減少傾向にある地域の産科医療施設を確保するため、全国初の試みとなる公設の運営手法による19床の診療所になります。

建物は”森の中のマタニティクリニック”をコンセプトに、森の力がこころと身体を癒やし、豊かで快適な環境で出産を経験することができる医院となるように計画しました。

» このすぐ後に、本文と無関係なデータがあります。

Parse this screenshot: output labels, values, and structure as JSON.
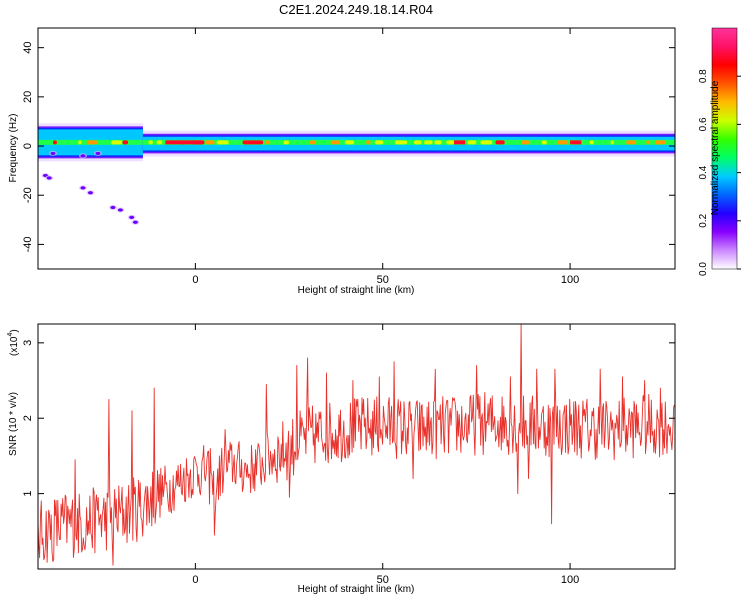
{
  "figure": {
    "title": "C2E1.2024.249.18.14.R04"
  },
  "colors": {
    "snr_line": "#e8312b"
  },
  "chart_data": [
    {
      "type": "heatmap",
      "title": "C2E1.2024.249.18.14.R04",
      "xlabel": "Height of straight line (km)",
      "ylabel": "Frequency (Hz)",
      "xlim": [
        -42,
        128
      ],
      "ylim": [
        -50,
        48
      ],
      "xticks": [
        0,
        50,
        100
      ],
      "yticks": [
        -40,
        -20,
        0,
        20,
        40
      ],
      "colorbar": {
        "label": "Normalized spectral amplitude",
        "range": [
          0,
          1
        ],
        "ticks": [
          "0.0",
          "0.2",
          "0.4",
          "0.6",
          "0.8"
        ],
        "colors": [
          "#ffffff",
          "#cc88ff",
          "#8800ff",
          "#2200ff",
          "#0066ff",
          "#00ccff",
          "#00ff66",
          "#33ff00",
          "#ccff00",
          "#ffbb00",
          "#ff5500",
          "#ff0000",
          "#ff1166",
          "#ff3399"
        ]
      },
      "ridge_frequency_hz": 1.5,
      "spread_segments": [
        {
          "x_start": -42,
          "x_end": -14,
          "hz_min": -5,
          "hz_max": 8
        },
        {
          "x_start": -14,
          "x_end": 128,
          "hz_min": -3,
          "hz_max": 5
        }
      ],
      "scatter_blobs": [
        {
          "x": -40,
          "hz": -12
        },
        {
          "x": -39,
          "hz": -13
        },
        {
          "x": -30,
          "hz": -17
        },
        {
          "x": -28,
          "hz": -19
        },
        {
          "x": -22,
          "hz": -25
        },
        {
          "x": -20,
          "hz": -26
        },
        {
          "x": -17,
          "hz": -29
        },
        {
          "x": -16,
          "hz": -31
        },
        {
          "x": -38,
          "hz": -3
        },
        {
          "x": -30,
          "hz": -4
        },
        {
          "x": -26,
          "hz": -3
        }
      ]
    },
    {
      "type": "line",
      "xlabel": "Height of straight line (km)",
      "ylabel": "SNR (10 * v/v)",
      "y_multiplier": "(x10",
      "y_multiplier_exp": "4",
      "xlim": [
        -42,
        128
      ],
      "ylim": [
        0,
        3.25
      ],
      "xticks": [
        0,
        50,
        100
      ],
      "yticks": [
        1,
        2,
        3
      ],
      "series": [
        {
          "color": "#e8312b",
          "anchors": [
            [
              -42,
              0.45
            ],
            [
              -38,
              0.55
            ],
            [
              -34,
              0.6
            ],
            [
              -30,
              0.6
            ],
            [
              -26,
              0.65
            ],
            [
              -22,
              0.7
            ],
            [
              -18,
              0.75
            ],
            [
              -14,
              0.85
            ],
            [
              -10,
              1.0
            ],
            [
              -6,
              1.1
            ],
            [
              -3,
              1.2
            ],
            [
              0,
              1.3
            ],
            [
              3,
              1.3
            ],
            [
              5,
              1.0
            ],
            [
              7,
              1.3
            ],
            [
              10,
              1.4
            ],
            [
              14,
              1.3
            ],
            [
              18,
              1.4
            ],
            [
              20,
              1.5
            ],
            [
              25,
              1.6
            ],
            [
              30,
              1.75
            ],
            [
              35,
              1.8
            ],
            [
              40,
              1.85
            ],
            [
              50,
              1.9
            ],
            [
              60,
              1.85
            ],
            [
              70,
              1.9
            ],
            [
              80,
              1.95
            ],
            [
              90,
              1.9
            ],
            [
              100,
              1.9
            ],
            [
              110,
              1.85
            ],
            [
              120,
              1.9
            ],
            [
              128,
              1.9
            ]
          ],
          "spikes": [
            [
              -38,
              0.1
            ],
            [
              -32,
              1.45
            ],
            [
              -26,
              0.95
            ],
            [
              -23,
              2.25
            ],
            [
              -22,
              0.05
            ],
            [
              -17,
              2.1
            ],
            [
              -11,
              2.4
            ],
            [
              4,
              1.6
            ],
            [
              5,
              0.45
            ],
            [
              8,
              1.85
            ],
            [
              19,
              2.45
            ],
            [
              25,
              0.95
            ],
            [
              27,
              2.7
            ],
            [
              30,
              2.8
            ],
            [
              35,
              2.6
            ],
            [
              42,
              2.5
            ],
            [
              49,
              2.55
            ],
            [
              53,
              2.75
            ],
            [
              58,
              1.2
            ],
            [
              64,
              2.65
            ],
            [
              75,
              2.7
            ],
            [
              84,
              2.55
            ],
            [
              86,
              1.0
            ],
            [
              87,
              3.25
            ],
            [
              89,
              1.2
            ],
            [
              91,
              2.65
            ],
            [
              95,
              0.6
            ],
            [
              96,
              2.65
            ],
            [
              108,
              2.65
            ],
            [
              114,
              2.55
            ],
            [
              120,
              2.5
            ],
            [
              124,
              2.4
            ]
          ]
        }
      ]
    }
  ]
}
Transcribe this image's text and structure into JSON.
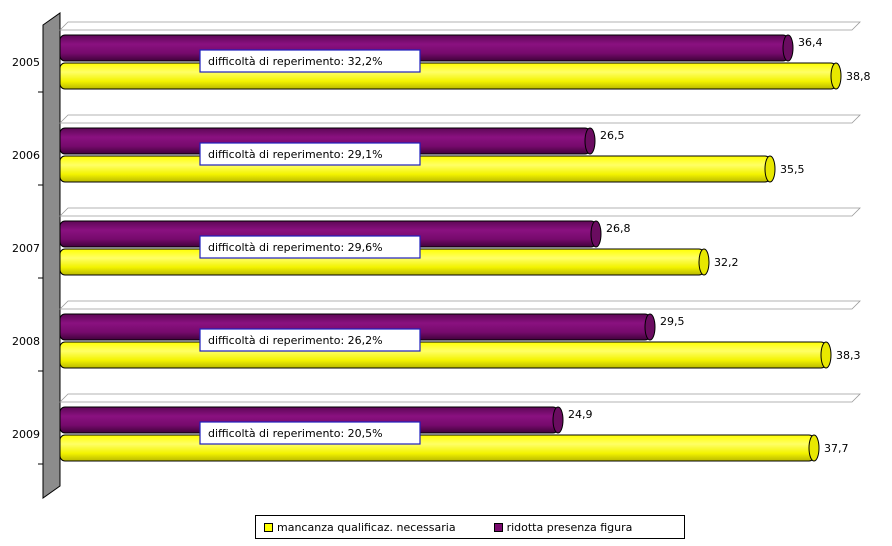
{
  "chart_data": {
    "type": "bar",
    "orientation": "horizontal",
    "categories": [
      "2005",
      "2006",
      "2007",
      "2008",
      "2009"
    ],
    "series": [
      {
        "name": "ridotta presenza figura",
        "color": "#7a0a6e",
        "values": [
          36.4,
          26.5,
          26.8,
          29.5,
          24.9
        ],
        "labels": [
          "36,4",
          "26,5",
          "26,8",
          "29,5",
          "24,9"
        ]
      },
      {
        "name": "mancanza qualificaz. necessaria",
        "color": "#ffff00",
        "values": [
          38.8,
          35.5,
          32.2,
          38.3,
          37.7
        ],
        "labels": [
          "38,8",
          "35,5",
          "32,2",
          "38,3",
          "37,7"
        ]
      }
    ],
    "annotations": [
      "difficoltà di reperimento: 32,2%",
      "difficoltà di reperimento: 29,1%",
      "difficoltà di reperimento: 29,6%",
      "difficoltà di reperimento: 26,2%",
      "difficoltà di reperimento: 20,5%"
    ],
    "xlim": [
      0,
      40
    ],
    "grid": false,
    "legend_position": "bottom",
    "style": "3d-cylinder",
    "wall_color": "#8c8c8c"
  }
}
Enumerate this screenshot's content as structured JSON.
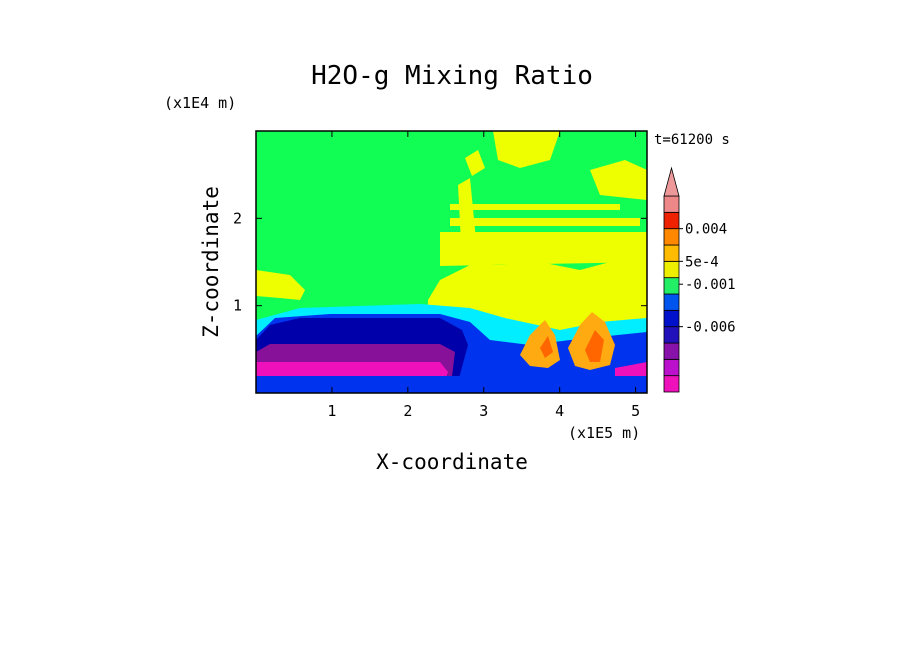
{
  "chart_data": {
    "type": "heatmap",
    "title": "H2O-g Mixing Ratio",
    "xlabel": "X-coordinate",
    "ylabel": "Z-coordinate",
    "x_multiplier": "(x1E5 m)",
    "y_multiplier": "(x1E4 m)",
    "time_label": "t=61200 s",
    "xlim": [
      0,
      5.15
    ],
    "ylim": [
      0,
      3.0
    ],
    "x_ticks": [
      {
        "value": 1,
        "label": "1"
      },
      {
        "value": 2,
        "label": "2"
      },
      {
        "value": 3,
        "label": "3"
      },
      {
        "value": 4,
        "label": "4"
      },
      {
        "value": 5,
        "label": "5"
      }
    ],
    "y_ticks": [
      {
        "value": 1,
        "label": "1"
      },
      {
        "value": 2,
        "label": "2"
      }
    ],
    "colorbar": {
      "levels": [
        {
          "color": "#ee11bb"
        },
        {
          "color": "#bb11cc"
        },
        {
          "color": "#8811aa"
        },
        {
          "color": "#2211bb"
        },
        {
          "color": "#0011cc"
        },
        {
          "color": "#0055ee"
        },
        {
          "color": "#22ee66"
        },
        {
          "color": "#eeee00"
        },
        {
          "color": "#ffbb00"
        },
        {
          "color": "#ff8800"
        },
        {
          "color": "#ee2200"
        },
        {
          "color": "#ee8888"
        }
      ],
      "extend_color": "#ee9999",
      "labels": [
        {
          "text": "0.004",
          "at_level": 10
        },
        {
          "text": "5e-4",
          "at_level": 8
        },
        {
          "text": "-0.001",
          "at_level": 6.6
        },
        {
          "text": "-0.006",
          "at_level": 4
        }
      ]
    },
    "colors": {
      "background": "#11ff55",
      "moist": "#eeff00",
      "cyan": "#00eeff",
      "blue": "#0033ee",
      "navy": "#0000aa",
      "purple": "#881199",
      "magenta": "#ee11bb",
      "orange": "#ffaa11",
      "red": "#ff6600"
    }
  }
}
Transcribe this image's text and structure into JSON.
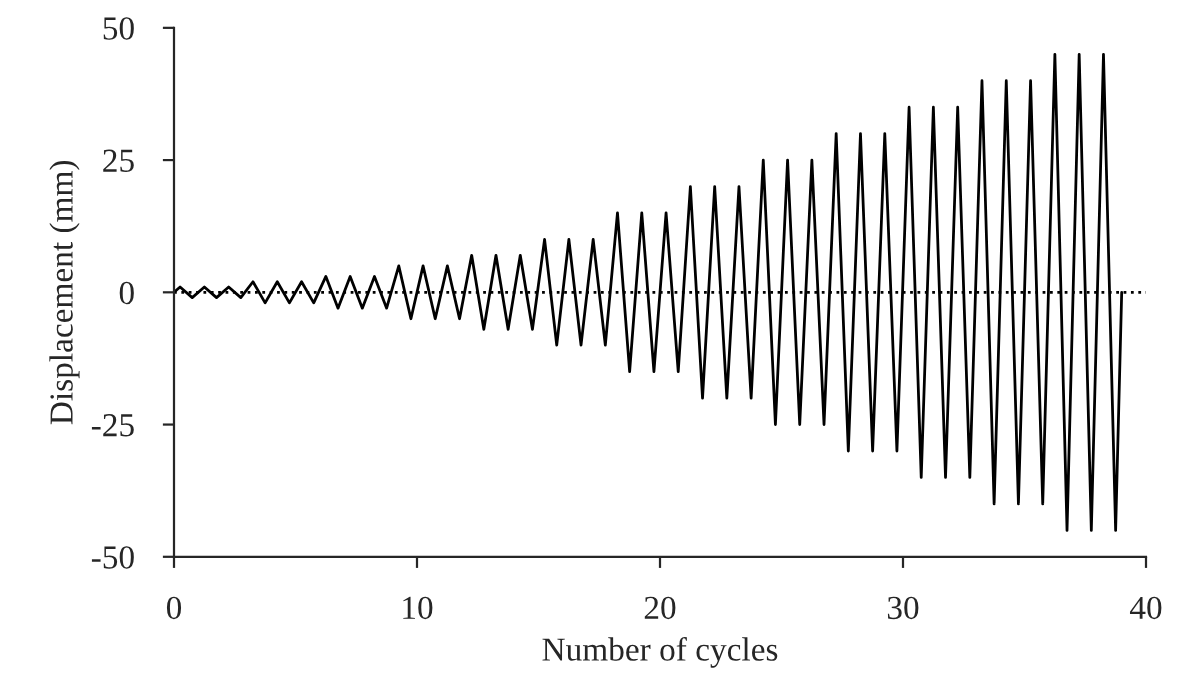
{
  "chart_data": {
    "type": "line",
    "xlabel": "Number of cycles",
    "ylabel": "Displacement (mm)",
    "x": [
      0,
      0.25,
      0.75,
      1.25,
      1.75,
      2.25,
      2.75,
      3.25,
      3.75,
      4.25,
      4.75,
      5.25,
      5.75,
      6.25,
      6.75,
      7.25,
      7.75,
      8.25,
      8.75,
      9.25,
      9.75,
      10.25,
      10.75,
      11.25,
      11.75,
      12.25,
      12.75,
      13.25,
      13.75,
      14.25,
      14.75,
      15.25,
      15.75,
      16.25,
      16.75,
      17.25,
      17.75,
      18.25,
      18.75,
      19.25,
      19.75,
      20.25,
      20.75,
      21.25,
      21.75,
      22.25,
      22.75,
      23.25,
      23.75,
      24.25,
      24.75,
      25.25,
      25.75,
      26.25,
      26.75,
      27.25,
      27.75,
      28.25,
      28.75,
      29.25,
      29.75,
      30.25,
      30.75,
      31.25,
      31.75,
      32.25,
      32.75,
      33.25,
      33.75,
      34.25,
      34.75,
      35.25,
      35.75,
      36.25,
      36.75,
      37.25,
      37.75,
      38.25,
      38.75,
      39
    ],
    "series": [
      {
        "color": "#000000",
        "values": [
          0,
          1,
          -1,
          1,
          -1,
          1,
          -1,
          2,
          -2,
          2,
          -2,
          2,
          -2,
          3,
          -3,
          3,
          -3,
          3,
          -3,
          5,
          -5,
          5,
          -5,
          5,
          -5,
          7,
          -7,
          7,
          -7,
          7,
          -7,
          10,
          -10,
          10,
          -10,
          10,
          -10,
          15,
          -15,
          15,
          -15,
          15,
          -15,
          20,
          -20,
          20,
          -20,
          20,
          -20,
          25,
          -25,
          25,
          -25,
          25,
          -25,
          30,
          -30,
          30,
          -30,
          30,
          -30,
          35,
          -35,
          35,
          -35,
          35,
          -35,
          40,
          -40,
          40,
          -40,
          40,
          -40,
          45,
          -45,
          45,
          -45,
          45,
          -45,
          0
        ]
      }
    ],
    "xlim": [
      0,
      40
    ],
    "xticks": [
      0,
      10,
      20,
      30,
      40
    ],
    "ylim": [
      -50,
      50
    ],
    "yticks": [
      -50,
      -25,
      0,
      25,
      50
    ],
    "ref_lines": [
      {
        "axis": "y",
        "value": 0,
        "color": "#000000",
        "line_style": "dotted"
      }
    ],
    "grid": false,
    "legend": false
  }
}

限られたスタッフで充分なサービスを提供するため為に、外来・診療・病棟を1つのフロアにまとめました。建物の中央に診療部門を配置し、外来、病棟が取り囲むような形としスタッフは各所へ最短距離でアクセスできる様にしています。ほぼ平屋の建物はいずれ豊かな緑の中にうずもれ、まさに”森の中のマタニティクリニック”を体現することになります。

甲府盆地にある山梨市は、晴天率が高く日中は日差しが厳しく、夜間になるとぐっと冷え込む環境にあります。この様な環境から快適な内部空間ができる様に、外断熱工法を採用しています。躯体の外側に断熱材を貼ることで厳しい外部環境から隔離し、コンクリートを蓄熱体とすることで光熱費、特に暖房費が抑制出来ます。また、地域の豊富な地下水熱を利用した外気処理システムを採用し省エネルギー性にも配慮しました。

新しい命が誕生する場所としてふさわしい環境となるよう、スタッフが快適に働き、患者が安心して過ごす日常を、おおらかに包み込む建築を目指しました。